On the island we go to we do get some sea breezes.  It is normally about 30C/86F every day and when we arrive in Dec it's the end of the rainy season but can rain on and off throughout the 3 months we are there.  We tend to hide from the midday sun and take frequent dips in the pool or the sea.  And AC in the house.  And cold beer.


----------



## Don M. (Oct 28, 2016)

Ameriscot said:


> On the island we go to we do get some sea breezes.  It is normally about 30C/86F every day and when we arrive in Dec it's the end of the rainy season but can rain on and off throughout the 3 months we are there.  We tend to hide from the midday sun and take frequent dips in the pool or the sea.  And AC in the house.  And cold beer.



I suppose if you stay along the shoreline, the heat is not that bad.  However, inland it can become almost dangerous.  There were times on the Airbase that it got so hot that they would have to run an airplane into a open hangar, and hose it down with water to keep the techs from burning their hands trying to work on it.  We had one airman die from heatstroke when he closed the canopy, and 1/2 hour later someone noticed his slumped body.  During the "monsoon" season we quickly understood why the barracks were all built on stilts about 4 feet above ground...there were times when we almost had to "wade" to work.  And then....there were the ever present Cobra's and Krates...some of the most venomous snakes in the world....we had several guys bit while I was over there...the Krates were almost always lethal.  Going to Bangkok was a welcome break.


----------



## Bobw235 (Oct 28, 2016)

Love the pictures! Some remarkable images. What a wonderful place to visit. You got some great shots.


----------



## Ameriscot (Oct 28, 2016)

Don M. said:


> I suppose if you stay along the shoreline, the heat is not that bad.  However, inland it can become almost dangerous.  There were times on the Airbase that it got so hot that they would have to run an airplane into a open hangar, and hose it down with water to keep the techs from burning their hands trying to work on it.  We had one airman die from heatstroke when he closed the canopy, and 1/2 hour later someone noticed his slumped body.  During the "monsoon" season we quickly understood why the barracks were all built on stilts about 4 feet above ground...there were times when we almost had to "wade" to work.  And then....there were the ever present Cobra's and Krates...some of the most venomous snakes in the world....we had several guys bit while I was over there...the Krates were almost always lethal.  Going to Bangkok was a welcome break.



Yikes.  We see small dead snakes on the side of the road and have seen a few small live ones.
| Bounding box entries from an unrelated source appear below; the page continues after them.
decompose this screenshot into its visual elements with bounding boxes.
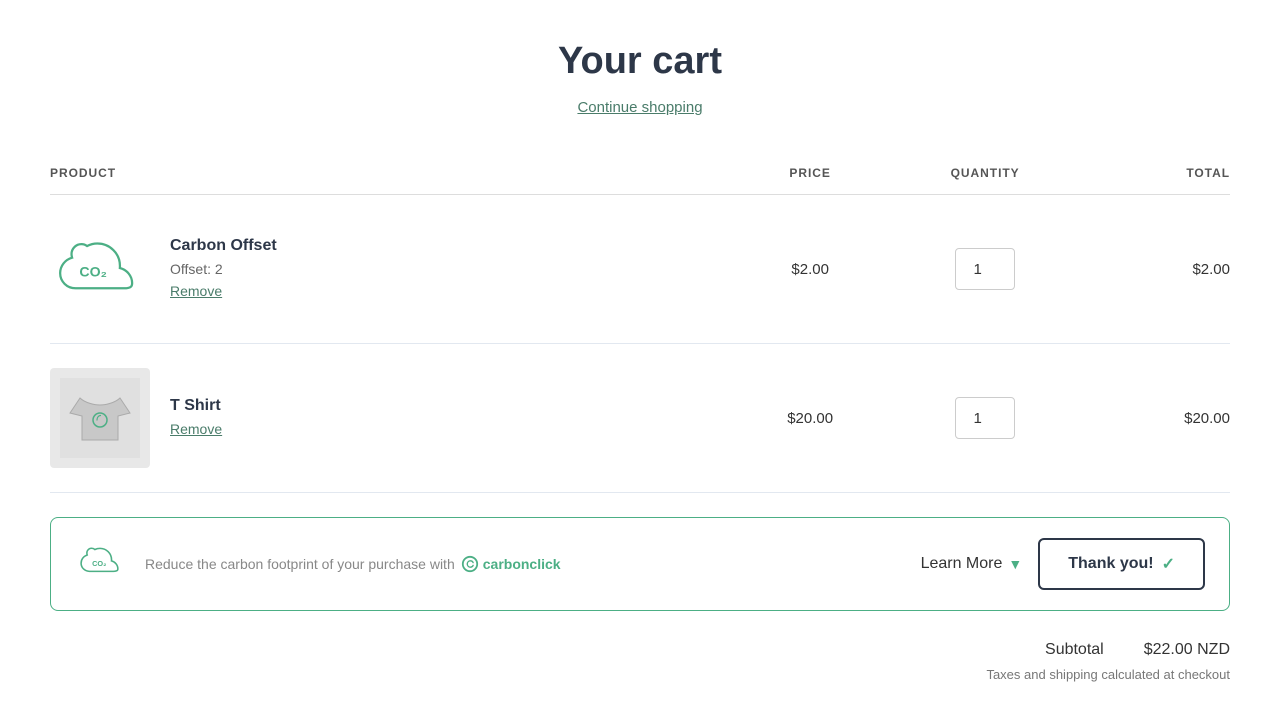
col-header-total: TOTAL [1090,156,1230,195]
co2-product-image: CO₂ [50,219,150,319]
carbon-banner-text: Reduce the carbon footprint of your purc… [145,555,901,573]
thank-you-label: Thank you! [1068,555,1153,573]
quantity-input[interactable] [955,248,1015,290]
banner-actions: Learn More ▼ Thank you! ✓ [921,538,1205,590]
product-name: T Shirt [170,397,222,415]
thank-you-button[interactable]: Thank you! ✓ [1038,538,1205,590]
product-cell: CO₂ Carbon Offset Offset: 2 Remove [50,195,740,344]
co2-banner-icon: CO₂ [75,539,125,589]
svg-text:CO₂: CO₂ [92,559,106,568]
col-header-product: PRODUCT [50,156,740,195]
product-info: T Shirt Remove [170,397,222,439]
continue-shopping-link[interactable]: Continue shopping [50,99,1230,116]
product-price: $2.00 [740,195,880,344]
col-header-quantity: QUANTITY [880,156,1090,195]
svg-text:CO₂: CO₂ [79,264,106,280]
product-cell: T Shirt Remove [50,344,740,493]
co2-cloud-small-icon: CO₂ [79,547,121,581]
table-row: CO₂ Carbon Offset Offset: 2 Remove $2.00… [50,195,1230,344]
tshirt-product-image [50,368,150,468]
carbon-banner: CO₂ Reduce the carbon footprint of your … [50,517,1230,611]
learn-more-button[interactable]: Learn More ▼ [921,555,1023,573]
page-title: Your cart [50,40,1230,83]
subtotal-section: Subtotal $22.00 NZD Taxes and shipping c… [50,641,1230,682]
carbon-text: Reduce the carbon footprint of your purc… [145,556,455,572]
tax-note: Taxes and shipping calculated at checkou… [50,667,1230,682]
subtotal-value: $22.00 NZD [1144,641,1230,659]
product-name: Carbon Offset [170,237,277,255]
product-total: $2.00 [1090,195,1230,344]
subtotal-label: Subtotal [1045,641,1104,659]
subtotal-row: Subtotal $22.00 NZD [50,641,1230,659]
remove-button[interactable]: Remove [170,283,222,299]
product-total: $20.00 [1090,344,1230,493]
checkmark-icon: ✓ [1162,554,1175,574]
learn-more-label: Learn More [921,555,1003,573]
cart-table: PRODUCT PRICE QUANTITY TOTAL CO₂ Carbon [50,156,1230,493]
quantity-cell [880,344,1090,493]
product-meta: Offset: 2 [170,261,277,277]
quantity-cell [880,195,1090,344]
table-row: T Shirt Remove $20.00 $20.00 [50,344,1230,493]
col-header-price: PRICE [740,156,880,195]
product-info: Carbon Offset Offset: 2 Remove [170,237,277,301]
quantity-input[interactable] [955,397,1015,439]
remove-button[interactable]: Remove [170,421,222,437]
carbonclick-logo: carbonclick [461,555,561,573]
product-price: $20.00 [740,344,880,493]
carbonclick-circle-icon [461,555,479,573]
chevron-down-icon: ▼ [1008,556,1022,572]
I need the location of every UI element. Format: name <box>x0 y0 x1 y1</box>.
Our house is on shorter stilts.  We have two verandas and they are high up from the ground. 

The house we rent is a 5 minute walk to the beach.  We are rarely far from a beach wherever we go.  All the restaurants we go to are open air on or near the beach.


----------



## Ameriscot (Oct 28, 2016)

Bobw235 said:


> Love the pictures! Some remarkable images. What a wonderful place to visit. You got some great shots.



Thanks, Bob.  I picked some from our 3 trips there.


----------